I already understand the intuition behind why the gradient of a function $f$ at its maximum $(x,y)$ subject to some constraint $g$ satisfies:
$\nabla f(x,y) = \lambda\nabla g(x,y)$
For some constant $\lambda$. There are a lot of depictions online of the single constraint case in 2D, where you see that gradients of a function at a point are always perpendicular to the level set of the function at that point. You then conclude that the gradient of $f$ and the gradient of $g$ must be parallel (just a verbal way of expressing the equation above), because $\nabla f$ points in the direction of steepest ascent, and if $f$ is differentiable then it's continuous and the tangent plane is a good local approximation, and if you could move in some direction that increased $f$ but that was also parallel to $\nabla g$, you would be able to move along the level set of $g$ at $(x,y)$ and increase $f$ a little more without violating the constraint.
My problem is that this intuition falls apart with two or more constraints. Somehow this ends up being true for arbitrarily high dimension:
$\nabla f(x_1,\ldots,x_D) = \sum_{i=1}^n \lambda_i\nabla g_i(x_1,\ldots,x_D)$
I can see that if we stay in two dimensions and have two constraints, any two non-perpendicular vectors end up spanning the whole space so it must be the case that they can sum to $\nabla f$. But if the number of dimensions is high, and the number of constraints is smaller than the number of dimensions, it's not obvious to me why $\nabla f$ must be a linear combination of $\nabla g_i$.
What I can accept, is that it must be the case that at the maximum moving in the direction of $\nabla f$ must require moving in a direction that has a non-zero projection onto at least one $\nabla g_i$. In other words if we consider one pair of $(\nabla f, \nabla g_i)$, two vectors always lie in some plane, and we can consider $\nabla f$ to be the sum of two vectors: one that is parallel to $\nabla g_i$ and one that is perpendicular to $\nabla g_i$. Since it must be the case at the maximum that going further in the direction of $\nabla f$ would cause us to violate at least one constraint, there must be at least one $\nabla g_i$ where in a plane that only contains the two of them its part that is parallel to $\nabla f$ is non-zero. But I have no idea how we get from that to a linear combination of all constraints.

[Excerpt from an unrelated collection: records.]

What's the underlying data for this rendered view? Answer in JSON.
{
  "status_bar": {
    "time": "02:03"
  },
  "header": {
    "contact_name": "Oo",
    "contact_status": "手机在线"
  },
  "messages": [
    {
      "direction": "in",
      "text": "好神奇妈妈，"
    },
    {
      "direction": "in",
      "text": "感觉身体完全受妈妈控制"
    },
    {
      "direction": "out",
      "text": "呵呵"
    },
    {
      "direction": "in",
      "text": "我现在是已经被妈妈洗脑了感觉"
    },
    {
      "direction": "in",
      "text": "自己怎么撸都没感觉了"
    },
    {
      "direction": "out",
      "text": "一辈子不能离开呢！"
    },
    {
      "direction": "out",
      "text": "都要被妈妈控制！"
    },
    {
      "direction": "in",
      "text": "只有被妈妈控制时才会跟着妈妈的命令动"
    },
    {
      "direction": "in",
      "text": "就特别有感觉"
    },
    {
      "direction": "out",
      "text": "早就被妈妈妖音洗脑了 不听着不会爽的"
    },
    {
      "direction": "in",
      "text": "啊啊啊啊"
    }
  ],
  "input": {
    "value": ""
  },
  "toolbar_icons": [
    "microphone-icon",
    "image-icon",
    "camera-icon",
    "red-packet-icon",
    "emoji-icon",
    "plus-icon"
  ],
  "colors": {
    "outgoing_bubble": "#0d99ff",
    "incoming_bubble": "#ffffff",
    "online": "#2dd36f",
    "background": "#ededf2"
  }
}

How do I get an intuition for this? Maybe there is an intuitive visualization for the multiple constraints case? I haven't been able to find one.
Here is how I personally interpret the theorem. You want to find maxima/minima of a given function f in a domain expressed as a set of cartesian equation. If we take a parametric curve in this set (this is the idea , nobody grants you that you can always take a proper one-dimensional curve on a generic set described by cartesian equations) then you have that if the extremal point belongs to this curve $\gamma$ must happen that the derivative of the composite function $f(\gamma(t))$ is zero when $\gamma(t)$ is the extremal point. So if we rewrite this formula we get $0=(f(\gamma))’=\nabla f \cdot \gamma’$ so the gradient and the tangent of the curve in that point are orthogonal (this indeed means that the gradient of f must be a linear combination of the gradients of the funcions that define the equations). Necessari condition to be an extremal point is that the gradient in orthogonal to the tangent space of the set at the given point. Now if we describe the set as cartesian equation then the span of the gradient in a certain point of those equations defines the cartesian equation of the tangent space of the set at that point. Imposing that the gradient of f is a linear combination of those gradients impose the condition of orthogonality necessary to realize our purpose. I hope this was not too much strange. The key is that a certain vector space described in cartesian equation automatically describes the vectors that are orthogonal to all the vectors of the space, this happens considering the equations as vectors and interpret the equation as a scalar product with an unknown vector.